Dear fathers and mothers of Ireland, believe in your vocation, that beautiful vocation of marriage and parenthood which God has given to you. Believe that God is with you—for all parenthood in heaven and on earth takes its name from him. Do not think that anything you will do in life is more important than to be a good Christian father or mother. May Irish mothers, young women and girls not listen to those who tell them that working at a secular job, succeeding in a secular profession, is more important than the vocation of giving life and caring for this life as a mother. The future of the Church, the future of humanity depend in great part on parents and on the family life that they build in their homes. The family is the true measure of the greatness of a nation, just as the dignity of man is the true measure of civilization.
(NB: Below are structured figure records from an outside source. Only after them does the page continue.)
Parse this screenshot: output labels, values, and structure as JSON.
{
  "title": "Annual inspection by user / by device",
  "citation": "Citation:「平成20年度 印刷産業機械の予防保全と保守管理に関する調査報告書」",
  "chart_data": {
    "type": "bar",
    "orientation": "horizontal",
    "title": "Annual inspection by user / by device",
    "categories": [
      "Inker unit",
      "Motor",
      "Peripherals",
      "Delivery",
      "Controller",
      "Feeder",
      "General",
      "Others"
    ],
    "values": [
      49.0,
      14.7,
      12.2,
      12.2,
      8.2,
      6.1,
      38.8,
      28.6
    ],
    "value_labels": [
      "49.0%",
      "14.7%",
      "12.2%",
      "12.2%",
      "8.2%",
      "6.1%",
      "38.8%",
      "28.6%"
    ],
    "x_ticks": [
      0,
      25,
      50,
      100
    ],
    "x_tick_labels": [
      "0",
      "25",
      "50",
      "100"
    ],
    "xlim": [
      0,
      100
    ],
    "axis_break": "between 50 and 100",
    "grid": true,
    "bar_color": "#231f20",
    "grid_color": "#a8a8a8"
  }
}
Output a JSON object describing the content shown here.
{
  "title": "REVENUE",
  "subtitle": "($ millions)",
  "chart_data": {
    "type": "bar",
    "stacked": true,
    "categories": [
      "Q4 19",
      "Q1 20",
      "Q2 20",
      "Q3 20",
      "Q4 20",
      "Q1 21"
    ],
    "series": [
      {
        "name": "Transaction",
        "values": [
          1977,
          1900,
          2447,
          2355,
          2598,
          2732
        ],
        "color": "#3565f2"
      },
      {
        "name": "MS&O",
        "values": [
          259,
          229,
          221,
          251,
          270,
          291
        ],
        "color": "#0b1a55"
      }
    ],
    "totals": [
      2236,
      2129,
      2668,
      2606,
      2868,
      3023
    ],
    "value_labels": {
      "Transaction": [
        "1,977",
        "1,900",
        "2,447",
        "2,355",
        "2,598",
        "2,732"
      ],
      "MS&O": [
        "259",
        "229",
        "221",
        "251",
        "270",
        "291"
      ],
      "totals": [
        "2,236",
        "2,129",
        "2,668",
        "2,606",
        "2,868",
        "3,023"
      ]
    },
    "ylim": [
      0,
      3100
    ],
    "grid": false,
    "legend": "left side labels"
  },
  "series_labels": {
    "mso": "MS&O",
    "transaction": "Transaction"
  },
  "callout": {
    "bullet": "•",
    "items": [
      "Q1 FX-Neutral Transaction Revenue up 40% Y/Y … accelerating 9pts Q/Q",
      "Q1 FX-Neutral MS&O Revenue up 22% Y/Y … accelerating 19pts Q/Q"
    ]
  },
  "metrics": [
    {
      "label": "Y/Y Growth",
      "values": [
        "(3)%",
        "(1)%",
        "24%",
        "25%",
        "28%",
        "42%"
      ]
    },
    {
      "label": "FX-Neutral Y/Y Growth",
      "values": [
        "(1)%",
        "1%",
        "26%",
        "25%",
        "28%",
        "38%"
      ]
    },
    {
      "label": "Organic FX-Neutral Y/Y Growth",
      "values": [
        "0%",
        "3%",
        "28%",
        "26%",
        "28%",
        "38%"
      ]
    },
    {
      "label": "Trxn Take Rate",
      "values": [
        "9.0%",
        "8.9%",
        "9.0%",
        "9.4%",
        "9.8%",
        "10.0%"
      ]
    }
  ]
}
7. Your homes should always remain homes of prayer. As I leave today this island which is so dear to my heart, this land and its people which is such a consolation and strength to the Pope, may I express a wish : that every home in Ireland may remain, or may begin again to be, a home of daily family prayer. That you would promise me to do this would be the greatest gift you could give me as I leave your hospitable shores.
I know that your Bishops are preparing a pastoral programme designed to encourage greater sharing by parents in the religious education of their children under the motto "handing on the faith in the home". I am confident that you will all join in this programme with enthusiasm and generosity. To hand on to your children the faith you received from your parents is your first duty and your greatest privilege as parents. The home should be the first school of religion, as it must be the first school of prayer. The great spiritual influence of Ireland in the history of the world was due in great degree to the religion of the homes of Ireland, for here is where evangelization begins, here is where vocations are nurtured. I appeal therefore to Irish parents to continue fostering vocations to the priesthood and the religious life in their homes, among their sons and daughters. It was, for generations, the greatest desire of every Irish parent to have a son a priest or religious, to have a daughter consecrated to God. May it continue to be your desire and your prayer. May increased opportunities for boys and girls never lessen your esteem for the privilege of having a son or daughter of yours selected by Christ and called by him to give up all things and follow him.
I entrust all this to Mary, bright "Sun of the Irish race". May her prayers help all Irish homes to be like the holy house of Nazareth. From them may young Christians go forth, as Jesus did from Nazareth. May they go forth in the power of the Spirit to continue Christ's work and to follow in his footsteps towards the end of the millennium, into the twenty-first century. Mary will keep you all close to him, who is "Father of the world to come" (Is 9 :6).
Dia agus Muire libh !
May God and Mary be with you and with the families of Ireland, always !
Slán go deo le brón is buairt. Agus beannacht Dé libh go léir.